According to unofficial turnout figures, 21.67 percent of city voters cast ballots.

The total was a little more than double March's primary, but the lowest ever for a city general election.

Since 1981, figures for the city's general election have slipped to 39 percent, 35 percent and 30 percent in successive elections.

"To think that 20 percent of the registered voters elected the mayor and council of Hagerstown," marveled Dorothy Kaetzel, Washington County election director.


"We expected low turnout," she added. "This is even lower than we predicted."

Poll judges throughout the city reported a steady, but small trickle of voters.

Charles K. Miller, a judge at the Potomac Towers precinct, said he was surprised by the low turnout. He said he thought the turnout would be double the 15 percent who showed up there for the primary.

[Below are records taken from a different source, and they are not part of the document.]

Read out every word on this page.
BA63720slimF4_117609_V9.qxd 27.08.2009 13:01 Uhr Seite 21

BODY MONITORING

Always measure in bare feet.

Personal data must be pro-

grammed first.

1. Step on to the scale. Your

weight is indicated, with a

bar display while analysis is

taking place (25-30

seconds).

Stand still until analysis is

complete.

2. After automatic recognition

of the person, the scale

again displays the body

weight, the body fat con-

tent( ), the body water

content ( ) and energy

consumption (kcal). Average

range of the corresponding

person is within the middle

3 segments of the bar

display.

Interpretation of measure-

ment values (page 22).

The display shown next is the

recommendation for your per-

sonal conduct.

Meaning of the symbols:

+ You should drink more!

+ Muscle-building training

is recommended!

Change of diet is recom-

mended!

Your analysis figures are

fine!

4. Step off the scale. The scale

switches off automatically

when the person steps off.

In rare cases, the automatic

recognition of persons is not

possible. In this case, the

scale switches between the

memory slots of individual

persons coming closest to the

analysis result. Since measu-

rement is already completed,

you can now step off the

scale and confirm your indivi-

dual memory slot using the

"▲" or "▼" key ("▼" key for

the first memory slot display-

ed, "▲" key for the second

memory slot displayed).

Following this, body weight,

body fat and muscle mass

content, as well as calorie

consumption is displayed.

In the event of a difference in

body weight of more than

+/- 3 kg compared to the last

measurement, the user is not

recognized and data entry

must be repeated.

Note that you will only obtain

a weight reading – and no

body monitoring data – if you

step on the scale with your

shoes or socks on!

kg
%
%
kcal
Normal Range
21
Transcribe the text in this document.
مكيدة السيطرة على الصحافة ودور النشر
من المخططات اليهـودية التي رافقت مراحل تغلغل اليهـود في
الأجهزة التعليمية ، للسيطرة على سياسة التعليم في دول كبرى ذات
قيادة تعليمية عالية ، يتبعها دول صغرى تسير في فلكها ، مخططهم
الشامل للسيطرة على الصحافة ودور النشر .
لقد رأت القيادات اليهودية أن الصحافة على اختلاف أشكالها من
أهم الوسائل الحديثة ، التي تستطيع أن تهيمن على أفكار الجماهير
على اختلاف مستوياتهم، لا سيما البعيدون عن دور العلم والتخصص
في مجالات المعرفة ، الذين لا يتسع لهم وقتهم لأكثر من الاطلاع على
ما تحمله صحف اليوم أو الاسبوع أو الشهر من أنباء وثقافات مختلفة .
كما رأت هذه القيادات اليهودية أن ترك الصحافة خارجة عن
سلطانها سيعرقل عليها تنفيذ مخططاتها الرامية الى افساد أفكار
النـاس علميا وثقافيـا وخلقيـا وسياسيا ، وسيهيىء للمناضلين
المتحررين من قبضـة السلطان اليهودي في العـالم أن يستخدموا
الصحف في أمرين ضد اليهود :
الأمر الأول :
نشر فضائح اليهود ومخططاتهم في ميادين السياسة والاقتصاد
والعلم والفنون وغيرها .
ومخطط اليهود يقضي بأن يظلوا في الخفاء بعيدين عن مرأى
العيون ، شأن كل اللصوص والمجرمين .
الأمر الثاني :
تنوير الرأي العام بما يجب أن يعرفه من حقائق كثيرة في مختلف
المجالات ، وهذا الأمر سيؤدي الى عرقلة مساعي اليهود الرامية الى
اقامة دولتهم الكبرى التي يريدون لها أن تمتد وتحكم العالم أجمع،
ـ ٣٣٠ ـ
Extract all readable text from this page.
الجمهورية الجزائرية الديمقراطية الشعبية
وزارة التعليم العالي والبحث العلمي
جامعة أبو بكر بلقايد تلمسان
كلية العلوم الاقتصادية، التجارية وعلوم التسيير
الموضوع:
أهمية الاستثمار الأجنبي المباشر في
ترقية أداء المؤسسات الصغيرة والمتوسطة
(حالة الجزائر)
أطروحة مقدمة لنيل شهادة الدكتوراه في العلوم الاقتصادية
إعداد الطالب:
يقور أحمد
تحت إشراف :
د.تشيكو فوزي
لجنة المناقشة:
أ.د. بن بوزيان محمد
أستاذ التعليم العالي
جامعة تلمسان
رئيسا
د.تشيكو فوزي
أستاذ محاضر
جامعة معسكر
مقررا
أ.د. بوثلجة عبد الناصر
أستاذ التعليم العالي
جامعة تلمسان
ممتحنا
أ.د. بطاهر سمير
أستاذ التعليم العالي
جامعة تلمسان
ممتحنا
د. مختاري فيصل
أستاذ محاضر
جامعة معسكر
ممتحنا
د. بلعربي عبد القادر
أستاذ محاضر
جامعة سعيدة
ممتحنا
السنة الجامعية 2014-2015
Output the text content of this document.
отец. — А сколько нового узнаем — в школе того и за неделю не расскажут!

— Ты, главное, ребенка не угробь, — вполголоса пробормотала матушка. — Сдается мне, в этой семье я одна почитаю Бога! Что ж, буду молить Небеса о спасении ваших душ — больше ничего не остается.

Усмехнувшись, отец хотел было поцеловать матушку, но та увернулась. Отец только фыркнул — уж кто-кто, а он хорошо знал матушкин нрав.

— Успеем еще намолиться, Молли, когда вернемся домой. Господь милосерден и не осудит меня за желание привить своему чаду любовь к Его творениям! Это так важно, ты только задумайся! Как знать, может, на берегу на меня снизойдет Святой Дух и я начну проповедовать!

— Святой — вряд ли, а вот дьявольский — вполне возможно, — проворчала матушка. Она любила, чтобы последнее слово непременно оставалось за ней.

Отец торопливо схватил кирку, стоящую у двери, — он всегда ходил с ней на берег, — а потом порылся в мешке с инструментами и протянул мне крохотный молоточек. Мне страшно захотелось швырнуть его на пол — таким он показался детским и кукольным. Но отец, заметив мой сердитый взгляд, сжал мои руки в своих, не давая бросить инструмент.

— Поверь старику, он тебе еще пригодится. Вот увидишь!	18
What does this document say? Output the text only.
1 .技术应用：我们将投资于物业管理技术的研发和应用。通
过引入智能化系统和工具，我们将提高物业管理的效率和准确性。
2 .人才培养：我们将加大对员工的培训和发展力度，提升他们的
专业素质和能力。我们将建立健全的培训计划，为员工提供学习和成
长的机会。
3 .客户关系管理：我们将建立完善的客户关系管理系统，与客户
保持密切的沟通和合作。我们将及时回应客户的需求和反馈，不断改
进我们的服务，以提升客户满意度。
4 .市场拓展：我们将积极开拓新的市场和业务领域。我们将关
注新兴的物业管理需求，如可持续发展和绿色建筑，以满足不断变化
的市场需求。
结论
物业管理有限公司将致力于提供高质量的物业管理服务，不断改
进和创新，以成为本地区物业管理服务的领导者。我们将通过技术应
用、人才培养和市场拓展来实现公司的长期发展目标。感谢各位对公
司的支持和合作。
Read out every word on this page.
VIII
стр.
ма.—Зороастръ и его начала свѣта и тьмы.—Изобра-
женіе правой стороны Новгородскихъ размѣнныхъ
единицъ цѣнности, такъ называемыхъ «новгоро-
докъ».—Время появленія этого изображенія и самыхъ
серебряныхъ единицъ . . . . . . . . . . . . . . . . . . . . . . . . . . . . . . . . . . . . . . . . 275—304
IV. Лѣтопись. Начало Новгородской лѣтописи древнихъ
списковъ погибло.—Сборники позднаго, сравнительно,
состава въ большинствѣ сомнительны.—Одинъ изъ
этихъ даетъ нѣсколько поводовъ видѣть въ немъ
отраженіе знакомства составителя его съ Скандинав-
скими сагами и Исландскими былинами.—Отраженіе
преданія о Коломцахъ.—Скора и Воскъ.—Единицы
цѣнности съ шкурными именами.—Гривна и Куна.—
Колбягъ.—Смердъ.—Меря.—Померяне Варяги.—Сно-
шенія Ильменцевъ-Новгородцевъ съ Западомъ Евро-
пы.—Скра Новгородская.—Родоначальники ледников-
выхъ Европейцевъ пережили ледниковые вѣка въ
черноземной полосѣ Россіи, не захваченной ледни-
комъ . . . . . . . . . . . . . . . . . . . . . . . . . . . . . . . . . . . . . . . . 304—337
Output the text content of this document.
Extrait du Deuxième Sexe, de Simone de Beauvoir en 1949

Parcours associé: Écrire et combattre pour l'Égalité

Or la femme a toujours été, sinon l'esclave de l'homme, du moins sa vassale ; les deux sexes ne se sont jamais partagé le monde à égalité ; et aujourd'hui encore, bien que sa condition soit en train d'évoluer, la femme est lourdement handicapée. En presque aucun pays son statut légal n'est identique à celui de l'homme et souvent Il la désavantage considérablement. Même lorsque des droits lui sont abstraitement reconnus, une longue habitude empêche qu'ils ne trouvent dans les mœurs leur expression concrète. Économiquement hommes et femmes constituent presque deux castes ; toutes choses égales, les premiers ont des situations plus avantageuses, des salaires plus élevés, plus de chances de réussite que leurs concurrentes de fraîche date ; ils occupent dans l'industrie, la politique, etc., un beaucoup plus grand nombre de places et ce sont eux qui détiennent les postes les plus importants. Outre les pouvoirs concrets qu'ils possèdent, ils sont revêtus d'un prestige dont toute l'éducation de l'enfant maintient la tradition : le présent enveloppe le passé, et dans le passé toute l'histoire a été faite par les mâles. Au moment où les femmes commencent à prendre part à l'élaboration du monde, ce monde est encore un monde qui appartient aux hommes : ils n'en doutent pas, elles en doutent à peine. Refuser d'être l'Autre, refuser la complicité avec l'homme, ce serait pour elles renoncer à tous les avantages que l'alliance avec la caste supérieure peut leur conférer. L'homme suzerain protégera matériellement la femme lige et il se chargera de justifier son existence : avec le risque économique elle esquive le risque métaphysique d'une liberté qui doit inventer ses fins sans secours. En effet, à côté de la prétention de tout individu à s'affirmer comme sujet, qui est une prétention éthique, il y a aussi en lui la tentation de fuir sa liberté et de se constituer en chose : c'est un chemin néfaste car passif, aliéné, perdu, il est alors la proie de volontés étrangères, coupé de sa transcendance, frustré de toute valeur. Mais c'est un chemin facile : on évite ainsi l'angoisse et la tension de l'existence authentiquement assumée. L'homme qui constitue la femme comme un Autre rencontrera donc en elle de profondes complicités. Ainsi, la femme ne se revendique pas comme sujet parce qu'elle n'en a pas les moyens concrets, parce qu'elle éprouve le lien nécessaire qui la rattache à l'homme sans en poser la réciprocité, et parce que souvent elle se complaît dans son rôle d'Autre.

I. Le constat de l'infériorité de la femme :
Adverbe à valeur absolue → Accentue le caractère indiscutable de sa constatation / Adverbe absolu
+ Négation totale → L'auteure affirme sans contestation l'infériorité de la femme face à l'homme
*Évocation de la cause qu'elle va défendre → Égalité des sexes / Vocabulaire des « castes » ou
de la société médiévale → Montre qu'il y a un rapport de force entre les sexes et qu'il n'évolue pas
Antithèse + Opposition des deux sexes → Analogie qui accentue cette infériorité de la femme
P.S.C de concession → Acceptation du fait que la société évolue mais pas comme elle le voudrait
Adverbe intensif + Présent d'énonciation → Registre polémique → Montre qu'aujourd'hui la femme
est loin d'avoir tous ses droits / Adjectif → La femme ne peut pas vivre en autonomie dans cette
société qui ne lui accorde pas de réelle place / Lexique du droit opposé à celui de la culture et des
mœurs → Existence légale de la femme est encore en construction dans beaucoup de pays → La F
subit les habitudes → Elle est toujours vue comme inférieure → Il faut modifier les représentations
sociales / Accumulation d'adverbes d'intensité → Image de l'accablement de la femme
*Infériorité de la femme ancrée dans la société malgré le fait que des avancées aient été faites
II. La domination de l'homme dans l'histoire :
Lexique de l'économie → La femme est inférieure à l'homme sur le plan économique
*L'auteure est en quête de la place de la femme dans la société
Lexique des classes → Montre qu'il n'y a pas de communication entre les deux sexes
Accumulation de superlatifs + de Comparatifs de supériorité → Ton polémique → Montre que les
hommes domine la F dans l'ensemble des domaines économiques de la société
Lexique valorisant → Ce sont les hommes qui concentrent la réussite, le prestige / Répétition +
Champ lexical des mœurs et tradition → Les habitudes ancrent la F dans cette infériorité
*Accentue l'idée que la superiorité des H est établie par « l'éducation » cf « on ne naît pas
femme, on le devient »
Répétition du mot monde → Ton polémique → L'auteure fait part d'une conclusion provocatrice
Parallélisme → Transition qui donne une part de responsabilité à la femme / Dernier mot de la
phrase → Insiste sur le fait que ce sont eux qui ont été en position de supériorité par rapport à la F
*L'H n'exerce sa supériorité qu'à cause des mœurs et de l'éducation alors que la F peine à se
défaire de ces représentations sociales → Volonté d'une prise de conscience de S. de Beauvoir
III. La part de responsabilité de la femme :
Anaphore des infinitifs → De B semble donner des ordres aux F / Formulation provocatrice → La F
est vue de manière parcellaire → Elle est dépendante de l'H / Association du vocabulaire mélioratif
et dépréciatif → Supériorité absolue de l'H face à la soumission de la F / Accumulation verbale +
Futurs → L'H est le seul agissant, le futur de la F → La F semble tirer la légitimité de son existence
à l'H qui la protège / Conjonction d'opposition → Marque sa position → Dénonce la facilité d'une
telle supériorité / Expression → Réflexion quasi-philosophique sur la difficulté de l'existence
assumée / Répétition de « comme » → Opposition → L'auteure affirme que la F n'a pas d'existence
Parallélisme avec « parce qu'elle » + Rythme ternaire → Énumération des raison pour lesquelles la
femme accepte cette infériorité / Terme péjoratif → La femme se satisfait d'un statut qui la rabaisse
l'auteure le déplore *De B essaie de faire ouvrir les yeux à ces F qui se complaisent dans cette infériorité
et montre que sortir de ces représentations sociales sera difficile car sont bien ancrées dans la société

Instead, 140 out of 688 - about 20 percent - voted, Miller said. Noting the sunshine most of the day, he said weather was no explanation.

"They have no excuse," he said. "It's better than the primary, but still not what we expected. I thought there was more interest in town."

At Salem Elementary School, a little more than 28 percent voted - a little less than the primary.

"I would have expected more voters than in the primary," said Elaine Rose, chief polling judge for the precinct.

The traffic at the North Hagerstown High School polling station was at least consistent, even if the overall 25 percent turnout was low, said chief judge Jason Malott.

"Except for the last hour, it's been pretty steady all day long," he said just before polls closed. "There weren't too many periods when no one came in."

Those who did show up tended to have an anti-incumbent fervor, he said.

"We did hear quite a few people say they wanted to throw the rascals out," he said. "Quite a few people said: `Clean house.'"

Staff Writer Julie E. Greene contributed to this story.